Our view from the restaurant looks right out over Lake Atitlan and Indian Nose, a unique mountain formation that resembles the face of a Mayan Indian in repose.
A Mayan woman and her son approach us while we are waiting for lunch. She is from San Antonio la Laguna but comes to San Pedro every day to sell her handicrafts.It is nice to be able to ask Sam if her asking price is good and to have his help in negotiating.
In 2010 when we traveled to Guatemala, Antonio and Crystel hated when I did any bargaining. Especially, if it was children with whom I was haggling. Even though I explained to them that that is the way it was. “Just give them the money,” they insisted.
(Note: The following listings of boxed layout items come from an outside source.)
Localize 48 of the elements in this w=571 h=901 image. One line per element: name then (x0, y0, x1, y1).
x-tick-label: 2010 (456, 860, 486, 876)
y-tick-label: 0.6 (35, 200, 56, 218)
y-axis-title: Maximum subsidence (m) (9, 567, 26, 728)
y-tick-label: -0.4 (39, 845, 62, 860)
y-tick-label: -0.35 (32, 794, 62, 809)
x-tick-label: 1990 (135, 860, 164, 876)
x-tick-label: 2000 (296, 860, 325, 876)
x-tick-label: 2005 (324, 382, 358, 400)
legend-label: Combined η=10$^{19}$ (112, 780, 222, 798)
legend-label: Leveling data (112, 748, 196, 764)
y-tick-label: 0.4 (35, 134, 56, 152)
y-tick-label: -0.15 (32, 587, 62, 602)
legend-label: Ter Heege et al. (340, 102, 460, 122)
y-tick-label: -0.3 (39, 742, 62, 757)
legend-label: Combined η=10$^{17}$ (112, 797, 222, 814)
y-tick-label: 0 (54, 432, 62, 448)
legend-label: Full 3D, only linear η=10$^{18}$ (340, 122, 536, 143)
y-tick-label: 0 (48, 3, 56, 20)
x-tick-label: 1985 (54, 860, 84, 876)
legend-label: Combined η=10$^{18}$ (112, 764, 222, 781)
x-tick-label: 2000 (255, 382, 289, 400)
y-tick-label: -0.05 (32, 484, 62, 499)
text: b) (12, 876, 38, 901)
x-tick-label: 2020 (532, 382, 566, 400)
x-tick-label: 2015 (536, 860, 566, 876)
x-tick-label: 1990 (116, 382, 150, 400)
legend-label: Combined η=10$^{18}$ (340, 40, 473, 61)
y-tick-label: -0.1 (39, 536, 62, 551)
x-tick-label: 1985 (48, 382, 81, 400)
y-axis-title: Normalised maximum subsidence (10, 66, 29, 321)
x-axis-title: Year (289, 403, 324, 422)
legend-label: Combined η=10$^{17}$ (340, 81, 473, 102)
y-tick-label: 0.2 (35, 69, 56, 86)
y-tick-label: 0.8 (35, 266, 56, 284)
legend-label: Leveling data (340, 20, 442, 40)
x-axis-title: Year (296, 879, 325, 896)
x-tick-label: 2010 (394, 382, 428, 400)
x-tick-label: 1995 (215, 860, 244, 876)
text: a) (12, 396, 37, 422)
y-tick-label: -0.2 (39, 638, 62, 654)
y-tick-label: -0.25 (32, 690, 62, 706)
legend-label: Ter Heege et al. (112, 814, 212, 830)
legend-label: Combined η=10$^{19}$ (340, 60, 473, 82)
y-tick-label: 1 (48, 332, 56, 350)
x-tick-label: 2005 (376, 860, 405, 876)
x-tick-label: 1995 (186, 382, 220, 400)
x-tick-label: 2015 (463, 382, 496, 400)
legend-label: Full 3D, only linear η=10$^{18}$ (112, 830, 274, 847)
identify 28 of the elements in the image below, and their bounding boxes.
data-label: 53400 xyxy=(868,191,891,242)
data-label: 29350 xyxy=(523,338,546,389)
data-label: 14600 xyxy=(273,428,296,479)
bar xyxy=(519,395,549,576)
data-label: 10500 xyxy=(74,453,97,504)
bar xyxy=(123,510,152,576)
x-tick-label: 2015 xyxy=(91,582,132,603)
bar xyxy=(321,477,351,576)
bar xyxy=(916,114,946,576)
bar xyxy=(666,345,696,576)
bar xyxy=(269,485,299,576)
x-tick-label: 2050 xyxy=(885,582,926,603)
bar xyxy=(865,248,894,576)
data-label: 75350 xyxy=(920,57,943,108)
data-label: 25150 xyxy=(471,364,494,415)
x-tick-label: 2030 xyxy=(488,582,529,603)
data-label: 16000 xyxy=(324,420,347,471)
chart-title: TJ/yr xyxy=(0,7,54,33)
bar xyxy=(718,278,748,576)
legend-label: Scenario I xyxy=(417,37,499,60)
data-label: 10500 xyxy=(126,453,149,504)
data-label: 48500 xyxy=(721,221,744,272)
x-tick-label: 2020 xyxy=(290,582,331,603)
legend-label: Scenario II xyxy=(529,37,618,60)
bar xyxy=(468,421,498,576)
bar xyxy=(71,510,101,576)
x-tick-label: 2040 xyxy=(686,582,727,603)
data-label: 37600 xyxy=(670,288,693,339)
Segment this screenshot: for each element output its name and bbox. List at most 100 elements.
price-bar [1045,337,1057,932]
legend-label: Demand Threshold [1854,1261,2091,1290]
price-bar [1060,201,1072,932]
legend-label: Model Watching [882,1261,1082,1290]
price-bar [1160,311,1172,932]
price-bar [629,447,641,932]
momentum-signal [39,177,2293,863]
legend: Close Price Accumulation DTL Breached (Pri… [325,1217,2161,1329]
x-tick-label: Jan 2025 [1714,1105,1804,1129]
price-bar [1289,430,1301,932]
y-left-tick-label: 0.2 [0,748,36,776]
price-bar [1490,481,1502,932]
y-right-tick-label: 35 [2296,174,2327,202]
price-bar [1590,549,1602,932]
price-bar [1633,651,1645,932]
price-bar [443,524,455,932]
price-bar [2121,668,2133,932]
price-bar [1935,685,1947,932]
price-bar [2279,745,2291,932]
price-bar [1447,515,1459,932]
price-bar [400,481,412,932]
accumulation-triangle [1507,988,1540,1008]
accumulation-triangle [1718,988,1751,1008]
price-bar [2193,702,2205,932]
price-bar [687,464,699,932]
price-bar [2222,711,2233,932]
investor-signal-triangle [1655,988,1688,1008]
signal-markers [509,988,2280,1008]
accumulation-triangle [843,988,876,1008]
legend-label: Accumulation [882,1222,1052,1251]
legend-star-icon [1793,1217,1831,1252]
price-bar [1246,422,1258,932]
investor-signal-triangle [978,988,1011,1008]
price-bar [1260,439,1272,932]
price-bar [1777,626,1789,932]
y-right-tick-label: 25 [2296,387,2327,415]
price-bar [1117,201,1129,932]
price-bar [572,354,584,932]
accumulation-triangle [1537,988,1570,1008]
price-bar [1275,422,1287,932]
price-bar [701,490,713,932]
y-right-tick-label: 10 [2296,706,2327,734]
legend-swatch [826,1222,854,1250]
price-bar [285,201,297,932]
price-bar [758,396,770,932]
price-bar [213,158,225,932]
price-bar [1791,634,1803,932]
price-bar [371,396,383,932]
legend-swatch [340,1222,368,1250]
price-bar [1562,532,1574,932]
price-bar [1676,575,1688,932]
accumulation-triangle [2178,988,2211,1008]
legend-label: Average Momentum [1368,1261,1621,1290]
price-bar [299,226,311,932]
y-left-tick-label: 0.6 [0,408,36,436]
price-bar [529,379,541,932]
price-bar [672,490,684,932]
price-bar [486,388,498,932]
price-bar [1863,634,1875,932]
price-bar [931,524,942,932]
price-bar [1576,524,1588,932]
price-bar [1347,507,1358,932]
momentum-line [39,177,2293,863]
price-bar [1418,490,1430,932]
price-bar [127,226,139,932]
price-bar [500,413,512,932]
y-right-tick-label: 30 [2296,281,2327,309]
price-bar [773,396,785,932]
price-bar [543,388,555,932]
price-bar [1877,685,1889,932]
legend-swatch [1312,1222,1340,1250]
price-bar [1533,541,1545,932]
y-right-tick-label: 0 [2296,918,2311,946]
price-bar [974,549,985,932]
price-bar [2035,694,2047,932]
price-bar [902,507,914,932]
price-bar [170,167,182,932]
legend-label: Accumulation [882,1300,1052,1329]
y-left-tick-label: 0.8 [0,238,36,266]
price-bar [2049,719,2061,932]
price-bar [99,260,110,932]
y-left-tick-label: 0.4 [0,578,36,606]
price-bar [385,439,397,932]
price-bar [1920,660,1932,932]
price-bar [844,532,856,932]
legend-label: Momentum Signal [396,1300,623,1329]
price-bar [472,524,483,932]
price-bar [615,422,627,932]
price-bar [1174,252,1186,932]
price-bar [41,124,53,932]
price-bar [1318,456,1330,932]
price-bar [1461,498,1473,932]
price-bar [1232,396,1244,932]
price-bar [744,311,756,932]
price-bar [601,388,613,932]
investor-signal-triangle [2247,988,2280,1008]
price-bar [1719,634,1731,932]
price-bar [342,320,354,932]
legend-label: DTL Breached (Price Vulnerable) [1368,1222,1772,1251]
Now, I wanted to poke them and say, See?
Sam let us know that negotiating also puts him in an uncomfortable spot because he understands that the woman is trying to make a living and yet he knows what a good price would be.
San Antonio is named after Saint Antonio, Sam says. We smile at Antonio. He lets us know that he wants San Antonio to be a destination on our next trip to Guatemala.
San Antonio is known for their hair ribbons. The Mayan woman demonstrates how to put a ribbon on Crystel. It seems fairly complex and we ask if we can video her doing it.
We aren’t planning on buying handicrafts but it feels good to do so. It seems as if the money will go directly to her and her family.
Lee Beal had told us in the morning that we could have Sam go horseback riding with us or we could go alone. We opted for Sam to join us especially, when we found out that he had never been on a horse before.
Horseback riding seems like the thing to do in Guatemala. It has become one of our must-do things.
We took a horse ride in 2010 and it was a remarkable way to see a village. You go slowly, you are up high, you can observe your surroundings, and there is excitement involved because you don’t know what your horse is going to do. Invariably, at some point in your trek the horse will start trotting, which leads to uncontrollable, scared, excited laughing.
Getting to the horses in itself is an adventure in San Pedro. We were led down narrow paths, past people working in small plots, and in-between buildings. Finally when we arrive it’s like the farm moved to the city.
Added to the excitement is an occasional BOOM. San Pedro is celebrating their Festival of San Pedro with fireworks, carnival, and games.
After our horse ride we stopped for lunch again. There are many Spanish language schools in San Pedro, so we stopped at a restaurant frequented by students. Jody and I had very good nachos with fresh tomatoes.
Before taking a Tuk Tuk to the dock, which Saint Antonio was all for, we walked through the main part of the village where the carnival was set up.
Sam called Lee and told him that our first weaving class would need to be delayed by one day. We weren’t quite ready to leave San Pedro.